Convidado: Inês Brito
Por si só o termo
“regresso às aulas” faz-me comichão em sítios estranhos. Não que desgoste da
ideia, mas mais porque depois de dezasseis regressos uma pessoa já sabe o que
lhe espera, e inevitavelmente não fica muito feliz com as resmas de trabalhos, leituras,
exercícios e exames que estão para vir. Já para não falar desse flagelo da
sociedade atual que são os anúncios de tv dos hipermercados, com músicas
fantásticas e putos irritantes que cantam, sempre com um ar munta fixe.
Quando entrei na
faculdade não sabia bem o queria, ou melhor, não queria admitir sem dar luta
que iria definir o meu destino da forma que defini. Atirei-me a um poço muito
pequenino cheio de feras impiedosas e fui afunilando de tal forma que acabei
por bater no fundo e, finalmente, admitir que o meu futuro seria desenhado
nesse obscuro e tenebroso mundo que é o ensino de línguas. Pensar que a minha
vida vai estar eternamente repleta de regressos às aulas não é muito animador,
ainda para mais sabendo que vou ser uma das principais responsáveis por esse
momento crítico e obrigatório (até aos 18 anos, atenção, depois já podem ir
carregar baldes de massa para onde lhes apetecer) que não deixa dormir (ui,
claro!) tantas jovens cabecinhas.
Com cada regresso
repete-se muita coisa: as incessantes compras de inicio de ano que apesar de serem
“de inicio de ano” todos sabemos que não se ficam por ali , o reencontro com os
colegas, outros que temos que conhecer, e o reencontro que me começa a provocar
mais medo - encarar os novos professores. Eu sei o que acontece do lado de lá,
porque já lá vão muitos regressos e porque, e, confessemos, todos nós sabemos
que a primeira coisa que uma criaturinha com a cabeça em formação faz quando
chega às aulas é tecer os mais variados juízos sobre os professores.

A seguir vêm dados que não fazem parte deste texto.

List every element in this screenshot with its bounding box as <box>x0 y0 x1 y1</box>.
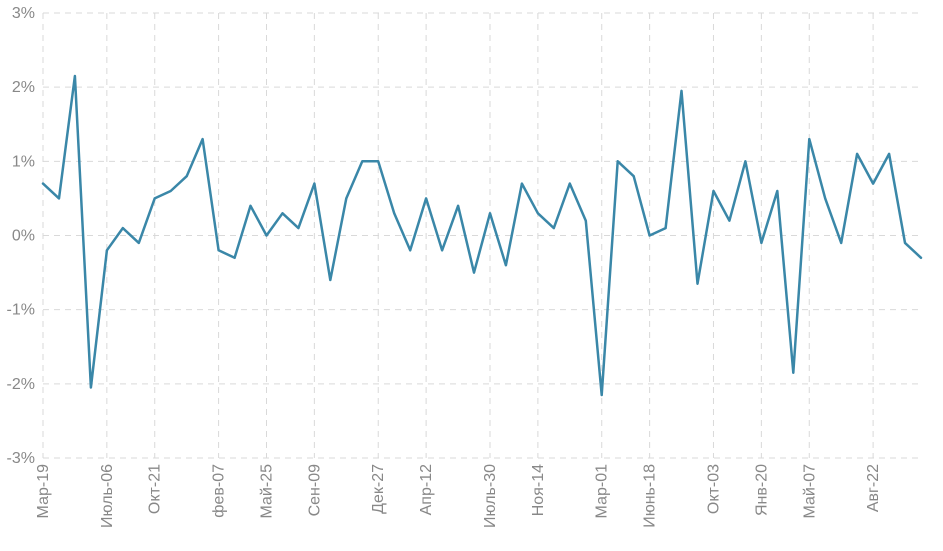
x-tick-label: фев-07 <box>211 464 228 518</box>
data-point <box>42 182 44 185</box>
x-axis-tick-labels: Мар-19 Июль-06 Окт-21 фев-07 Май-25 Сен-09 Дек… <box>35 464 882 528</box>
y-tick-label: -3% <box>7 450 35 467</box>
data-point <box>313 182 316 185</box>
data-point <box>776 190 779 192</box>
data-point <box>728 219 731 222</box>
data-point <box>904 241 907 244</box>
data-point <box>441 249 444 252</box>
y-tick-label: -2% <box>7 376 35 393</box>
data-point <box>409 249 412 252</box>
data-point <box>520 182 523 185</box>
data-point <box>201 138 204 141</box>
y-tick-label: -1% <box>7 302 35 319</box>
data-point <box>856 152 859 155</box>
data-point <box>712 190 715 192</box>
x-tick-label: Июль-06 <box>99 464 116 528</box>
data-point <box>73 75 76 78</box>
series-layer <box>41 74 923 397</box>
data-point <box>792 371 795 374</box>
data-point <box>760 241 763 244</box>
x-tick-label: Янв-20 <box>753 464 770 516</box>
x-tick-label: Май-25 <box>258 464 275 519</box>
data-point <box>473 271 476 274</box>
x-tick-label: Июль-30 <box>482 464 499 528</box>
x-tick-label: Апр-12 <box>418 464 435 515</box>
data-point <box>137 241 140 244</box>
data-point <box>840 241 843 244</box>
data-point <box>488 212 491 215</box>
x-tick-label: Мар-19 <box>35 464 52 519</box>
data-point <box>153 197 156 200</box>
data-point <box>281 212 284 215</box>
series-line <box>41 74 923 397</box>
data-point <box>345 197 348 200</box>
x-tick-label: Мар-01 <box>594 464 611 519</box>
data-point <box>457 204 460 207</box>
data-point <box>680 89 683 92</box>
y-tick-label: 3% <box>12 5 35 22</box>
data-point <box>169 190 172 192</box>
data-point <box>584 219 587 222</box>
data-point <box>121 227 124 230</box>
y-tick-label: 0% <box>12 228 35 245</box>
data-point <box>105 249 108 252</box>
data-point <box>377 160 380 163</box>
data-point <box>552 227 555 230</box>
data-point <box>568 182 571 185</box>
data-point <box>361 160 364 163</box>
x-tick-label: Июнь-18 <box>642 464 659 528</box>
data-point <box>632 175 635 178</box>
data-point <box>425 197 428 200</box>
data-point <box>393 212 396 215</box>
y-axis-tick-labels: 3% 2% 1% 0% -1% -2% -3% <box>7 5 35 467</box>
data-point <box>89 386 92 389</box>
x-tick-label: Авг-22 <box>865 464 882 512</box>
data-point <box>265 234 268 237</box>
data-point <box>600 393 603 396</box>
y-tick-label: 2% <box>12 79 35 96</box>
data-point <box>536 212 539 215</box>
data-point <box>696 282 699 285</box>
data-point <box>249 204 252 207</box>
y-tick-label: 1% <box>12 153 35 170</box>
data-point <box>329 279 332 281</box>
x-tick-label: Окт-03 <box>705 464 722 514</box>
data-point <box>57 197 60 200</box>
data-point <box>648 234 651 237</box>
x-tick-label: Окт-21 <box>147 464 164 514</box>
data-point <box>217 249 220 252</box>
data-point <box>233 256 236 259</box>
data-point <box>664 227 667 230</box>
data-point <box>808 138 811 141</box>
data-point <box>504 264 507 267</box>
data-point <box>297 227 300 230</box>
data-point <box>744 160 747 163</box>
horizontal-gridlines <box>43 12 921 459</box>
x-tick-label: Май-07 <box>801 464 818 519</box>
data-point <box>888 152 891 155</box>
data-point <box>824 197 827 200</box>
data-point <box>872 182 875 185</box>
data-point <box>185 175 188 178</box>
x-tick-label: Сен-09 <box>306 464 323 517</box>
data-point <box>920 256 922 259</box>
x-tick-label: Ноя-14 <box>530 464 547 516</box>
data-point <box>616 160 619 163</box>
x-tick-label: Дек-27 <box>370 464 387 514</box>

Agora
imaginem-se na minha pele, como futura professora de 3º ciclo e secundário o
pânico que eu vou ter em pôr o pézinho na sala pela primeira vez, ano após ano,
diante de quase 30 cabecinhas críticas em construção, prontas a atirar-me com
pedras mentais e a enfiar-me na caixa do “gorda”, “chata”, “irritante”, “feia”,
ou até quem sabe “oh pá, parecia esquisita ao inicio e não gosto quando manda
tpc mas até é fixe”. Como se não bastasse, vou ser a “stora de Português”, que
quer se queira, quer não, tem a triste e desmotivadora tarefa de pôr os
miuditos a estudar uma coisa que eles sabem desde que se lembram! “Vem para
aqui esta chata desta gaja agora ensinar-me a falar. Eu já falo desde
pequenino! E para quê que eu quero saber dos Lusíadas e do Pessoa e esses gajos
todos mortos? Não me vai servir de nada para a vida!”. Sim, porque o Português
é aquela disciplina que não serve para nada, só para chatear e obrigar a ler,
que a maioria não acha muita piada e é uma perda de tempo.
Apesar de tudo isto,
gosto de pensar positivamente e achar que comigo as coisas não vão correr
assim, que vão ser menos assustadoras, que cada regresso às aulas vai
significar um ano de aprendizagem e que vou inspirar e mudar a vida dos meus
adorados alunos. E que na pior das hipóteses só me irão mandar a sítios feios
baixinho quando começar a ler o “Auto da Barca do Inferno” ou então furar os
pneus do carro quando lhes der negativa num teste. Há que afastar maus
pensamentos e não sofrer por antecipação. Nunca se sabe se connosco as coisas
vão resultar de forma diferente, não é?